Issue: When will a party’s motion for summary judgment be denied?

Area of Law: Litigation & Procedure
Keywords: Summary judgment; Genuine issues of material fact
Jurisdiction: Federal
Cited Cases: None
Cited Statutes: Fed. R. Civ. P. 56(c)
Date: 05/01/2007

A party, when moving for summary judgment, must demonstrate both the absence of any genuine issues of material fact and that they are entitled to judgment as a matter of law.  See Fed. R. Civ. P. 56(c); Celotex Corp. v. Catrett, 477 U.S. 317, 323 (1986).  “This burden remains with the moving party regardless of which party would have the burden of persuasion at trial.”  Aman v. Cort Furniture Rental Corp., 85 F.3d 1074, 1080 (3d Cir. 1996).

When determining whether the moving parties have carried this burden, the court must regard the facts asserted by the non-moving party, supported by evidence, as true.  See id. at 1080.  All inferences to be drawn from such underlying evidence “must be viewed in light most favorable to the party opposing the motion.”  Id. at 1080-81 (emphasis added).  Any doubt as to the existence of a genuine issue for trial should be resolved against the moving party.

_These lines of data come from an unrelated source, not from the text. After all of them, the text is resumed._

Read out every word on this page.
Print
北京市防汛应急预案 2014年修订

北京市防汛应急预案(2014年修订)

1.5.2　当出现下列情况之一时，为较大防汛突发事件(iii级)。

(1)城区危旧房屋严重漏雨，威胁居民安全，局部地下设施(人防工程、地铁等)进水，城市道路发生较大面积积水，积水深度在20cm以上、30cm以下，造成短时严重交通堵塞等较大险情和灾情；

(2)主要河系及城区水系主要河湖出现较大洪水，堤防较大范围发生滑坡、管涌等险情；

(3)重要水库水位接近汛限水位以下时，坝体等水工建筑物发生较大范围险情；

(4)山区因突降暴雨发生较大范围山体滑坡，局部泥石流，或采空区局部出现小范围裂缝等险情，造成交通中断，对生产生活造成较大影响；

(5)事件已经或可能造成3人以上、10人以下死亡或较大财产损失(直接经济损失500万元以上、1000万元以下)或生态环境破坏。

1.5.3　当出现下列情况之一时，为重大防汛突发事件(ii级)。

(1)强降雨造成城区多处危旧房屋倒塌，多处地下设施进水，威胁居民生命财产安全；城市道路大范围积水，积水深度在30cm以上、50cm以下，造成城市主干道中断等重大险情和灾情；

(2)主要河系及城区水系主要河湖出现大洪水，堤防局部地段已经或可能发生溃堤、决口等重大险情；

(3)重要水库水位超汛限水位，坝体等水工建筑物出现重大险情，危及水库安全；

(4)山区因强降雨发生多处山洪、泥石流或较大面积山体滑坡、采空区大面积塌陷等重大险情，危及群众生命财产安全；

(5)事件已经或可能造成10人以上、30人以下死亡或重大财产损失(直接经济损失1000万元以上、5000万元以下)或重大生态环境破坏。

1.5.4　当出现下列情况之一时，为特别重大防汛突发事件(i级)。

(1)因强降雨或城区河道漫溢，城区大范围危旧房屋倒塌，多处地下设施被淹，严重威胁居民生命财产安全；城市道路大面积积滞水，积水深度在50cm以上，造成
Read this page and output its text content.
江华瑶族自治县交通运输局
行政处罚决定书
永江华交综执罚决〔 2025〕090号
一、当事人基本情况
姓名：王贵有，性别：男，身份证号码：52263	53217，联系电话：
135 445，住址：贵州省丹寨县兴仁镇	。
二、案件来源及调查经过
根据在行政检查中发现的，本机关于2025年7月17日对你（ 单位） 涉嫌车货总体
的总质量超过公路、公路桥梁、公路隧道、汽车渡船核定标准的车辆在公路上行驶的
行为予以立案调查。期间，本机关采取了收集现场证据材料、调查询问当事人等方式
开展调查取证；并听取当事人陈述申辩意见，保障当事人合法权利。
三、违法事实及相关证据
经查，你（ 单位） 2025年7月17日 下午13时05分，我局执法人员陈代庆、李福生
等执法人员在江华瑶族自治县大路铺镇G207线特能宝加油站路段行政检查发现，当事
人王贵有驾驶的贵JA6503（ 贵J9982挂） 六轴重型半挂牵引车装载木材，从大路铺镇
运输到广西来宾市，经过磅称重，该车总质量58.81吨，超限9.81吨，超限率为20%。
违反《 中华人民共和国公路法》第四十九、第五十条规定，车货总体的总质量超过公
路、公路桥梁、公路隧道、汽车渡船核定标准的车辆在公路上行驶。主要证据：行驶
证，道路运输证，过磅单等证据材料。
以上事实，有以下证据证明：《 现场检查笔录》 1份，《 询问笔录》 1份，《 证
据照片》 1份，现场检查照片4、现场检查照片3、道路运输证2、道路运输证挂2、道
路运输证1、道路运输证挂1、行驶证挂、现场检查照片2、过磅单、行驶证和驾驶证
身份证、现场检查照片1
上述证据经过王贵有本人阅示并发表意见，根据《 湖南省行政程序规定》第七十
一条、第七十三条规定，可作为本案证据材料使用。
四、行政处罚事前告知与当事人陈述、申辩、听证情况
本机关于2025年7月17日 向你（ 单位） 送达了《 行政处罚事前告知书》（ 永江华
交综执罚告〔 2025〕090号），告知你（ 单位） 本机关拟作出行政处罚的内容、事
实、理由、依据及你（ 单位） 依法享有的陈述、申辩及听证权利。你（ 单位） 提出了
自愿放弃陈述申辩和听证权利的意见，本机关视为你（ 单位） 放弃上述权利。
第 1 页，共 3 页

Celotex, 477 U.S. at 330 n.2.  “Viewed under this lens, if there is any evidence in the record from any source from which a reasonable inference in the nonmoving party’s favor may be drawn, the moving party simply cannot obtain summary judgment.”  Aman, 85 F.3d at 1081 (quoting Celotex, 477 U.S. at 330 n.2) (internal punctuation omitted)).